This little martini glass is gracing the counter of the Bella Vista in Providence, which last night was the scene of a book signing for Ruth Rogers, author of Italian Easy: Recipes from the London River Cafe .
Corb wouldn't eat any of the food samples being offered from the cookbook. He kept staring at the waiters as they mingled through the crowds, and at the assembled guests picking over the food being brought out on silver trays. They would sort through pieces of wild mushroom risotto or lemon almond cake, touching here, touching there, until they found just the right item with which to stuff their face.
"No thanks," said Corb.
Did I worry about things like that? Of course not! Bring on the food! Between that and my trusty cosmo, I was feeling quite content in short order, as I stood in the back by the bar, with Corb by my side, listening to the invited guest drone on about her culinary adventures for half an hour.
In fact, the liquor made me so bold as to introduce Corb as my partner to a few of the guests assembled, which was a first for me, in a crowd with no name. Of course, I picked the right people. I was in pretty safe quarters, as the signing was being held as a fundraiser for a local charity that I participate in.
One person I chose to introduce Corb to was my friend Lorraine, an attorney/mediator with a warm smile and wicked sense of adventure. I knew that she'd be fine.
Later that night, Corb and I were walking through Providence, and an Explorer pulls up to us. It's Lorraine, her husband, and her sister. "Want to go out for dinner?" she asked. They were heading for Bugaboo Creek, because her husband needed meat and potatoes after all that fancy Tuscan cooking.
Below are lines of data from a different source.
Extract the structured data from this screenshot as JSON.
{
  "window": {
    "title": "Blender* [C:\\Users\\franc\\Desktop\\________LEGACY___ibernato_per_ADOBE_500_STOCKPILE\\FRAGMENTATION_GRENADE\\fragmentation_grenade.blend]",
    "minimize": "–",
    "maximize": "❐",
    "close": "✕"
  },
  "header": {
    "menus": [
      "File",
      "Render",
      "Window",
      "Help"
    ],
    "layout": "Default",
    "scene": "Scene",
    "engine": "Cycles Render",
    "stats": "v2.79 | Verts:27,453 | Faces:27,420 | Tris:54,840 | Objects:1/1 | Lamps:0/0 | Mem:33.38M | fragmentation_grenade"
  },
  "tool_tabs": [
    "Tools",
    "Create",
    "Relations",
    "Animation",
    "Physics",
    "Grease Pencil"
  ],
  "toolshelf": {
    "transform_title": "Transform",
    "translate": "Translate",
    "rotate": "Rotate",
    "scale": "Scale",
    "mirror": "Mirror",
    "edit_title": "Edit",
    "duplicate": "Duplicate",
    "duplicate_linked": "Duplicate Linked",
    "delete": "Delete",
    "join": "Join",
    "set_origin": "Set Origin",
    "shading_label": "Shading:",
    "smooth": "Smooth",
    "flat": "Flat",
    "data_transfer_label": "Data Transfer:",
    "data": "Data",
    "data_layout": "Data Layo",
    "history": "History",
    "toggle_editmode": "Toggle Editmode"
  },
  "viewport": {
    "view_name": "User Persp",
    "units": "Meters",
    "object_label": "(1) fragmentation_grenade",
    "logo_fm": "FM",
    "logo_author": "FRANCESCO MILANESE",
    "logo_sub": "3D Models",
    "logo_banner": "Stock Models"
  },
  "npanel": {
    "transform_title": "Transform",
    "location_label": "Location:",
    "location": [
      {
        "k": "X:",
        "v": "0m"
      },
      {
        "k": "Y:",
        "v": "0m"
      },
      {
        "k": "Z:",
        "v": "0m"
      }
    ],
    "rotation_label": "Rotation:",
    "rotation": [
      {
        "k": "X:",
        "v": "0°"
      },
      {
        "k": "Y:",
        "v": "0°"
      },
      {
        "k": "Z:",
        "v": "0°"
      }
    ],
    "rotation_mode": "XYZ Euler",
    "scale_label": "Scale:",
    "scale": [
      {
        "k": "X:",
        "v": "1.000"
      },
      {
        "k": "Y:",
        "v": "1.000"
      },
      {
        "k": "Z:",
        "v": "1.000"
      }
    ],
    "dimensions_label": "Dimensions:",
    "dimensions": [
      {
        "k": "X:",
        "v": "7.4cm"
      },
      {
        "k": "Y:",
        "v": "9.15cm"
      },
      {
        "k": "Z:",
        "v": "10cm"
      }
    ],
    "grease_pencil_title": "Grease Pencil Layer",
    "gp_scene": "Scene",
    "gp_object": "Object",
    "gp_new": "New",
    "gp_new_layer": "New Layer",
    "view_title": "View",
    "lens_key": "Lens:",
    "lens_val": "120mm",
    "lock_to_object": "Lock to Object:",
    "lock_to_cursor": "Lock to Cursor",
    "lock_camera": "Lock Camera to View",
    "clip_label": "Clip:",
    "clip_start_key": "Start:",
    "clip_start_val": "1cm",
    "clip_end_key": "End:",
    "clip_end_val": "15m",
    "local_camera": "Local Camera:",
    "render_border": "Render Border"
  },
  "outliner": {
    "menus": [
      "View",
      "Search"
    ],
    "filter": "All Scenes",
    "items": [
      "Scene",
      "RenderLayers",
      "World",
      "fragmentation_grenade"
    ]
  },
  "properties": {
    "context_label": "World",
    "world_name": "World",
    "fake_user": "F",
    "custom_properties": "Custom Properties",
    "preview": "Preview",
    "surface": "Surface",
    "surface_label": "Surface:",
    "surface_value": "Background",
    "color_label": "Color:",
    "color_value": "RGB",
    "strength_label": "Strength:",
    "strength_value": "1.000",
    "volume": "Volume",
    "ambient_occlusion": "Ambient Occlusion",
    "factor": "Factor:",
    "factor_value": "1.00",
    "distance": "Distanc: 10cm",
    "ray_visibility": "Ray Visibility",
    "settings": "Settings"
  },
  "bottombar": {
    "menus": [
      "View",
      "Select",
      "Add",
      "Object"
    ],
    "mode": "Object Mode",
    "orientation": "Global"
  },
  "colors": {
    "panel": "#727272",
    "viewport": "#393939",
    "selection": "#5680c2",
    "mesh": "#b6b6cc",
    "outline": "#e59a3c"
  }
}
We talked about the cookbook signing. Lorraine's husband, whose father had been a butcher, agreed with Corb about all that food touching. "People touching food, sneezing all over the place," he grumbled. "You wouldn't catch me placing that stuff in my mouth!" He said this was the same reason he wouldn't eat at Fire and Ice, a place that I know Corb has a particular fondness for. Corb was good enough to keep quiet on that point.
We talked shop, we exchanged stories, we talked about my book and the play. Her sister's an artist, and I had a good feeling about her. I made plans to send a few chapters of Amelia to Lorraine. Who knows what could happen? But that's my next focus, now that the play's over.
On the drive home, I started to feel carsick in a big way. But I smiled bravely and kept on trading small talk with the sister. Suddenly, I realized that they weren't anywhere near the Providence mall, where we had left our car.
"Where are we going?" I asked.
"We're dropping Lorraine off in Cranston first," said her sister.
Somehow I managed to endure the half hour detour, even though my stomach was totally off. After we were dropped of, I sat in my car for fifteen minutes, trying to recompose myself.
"That was a nice dinner," said Corb. "They were fun. I liked that part of the night better than the Tuscan cooking."
They were fun. It was nice, just being myself.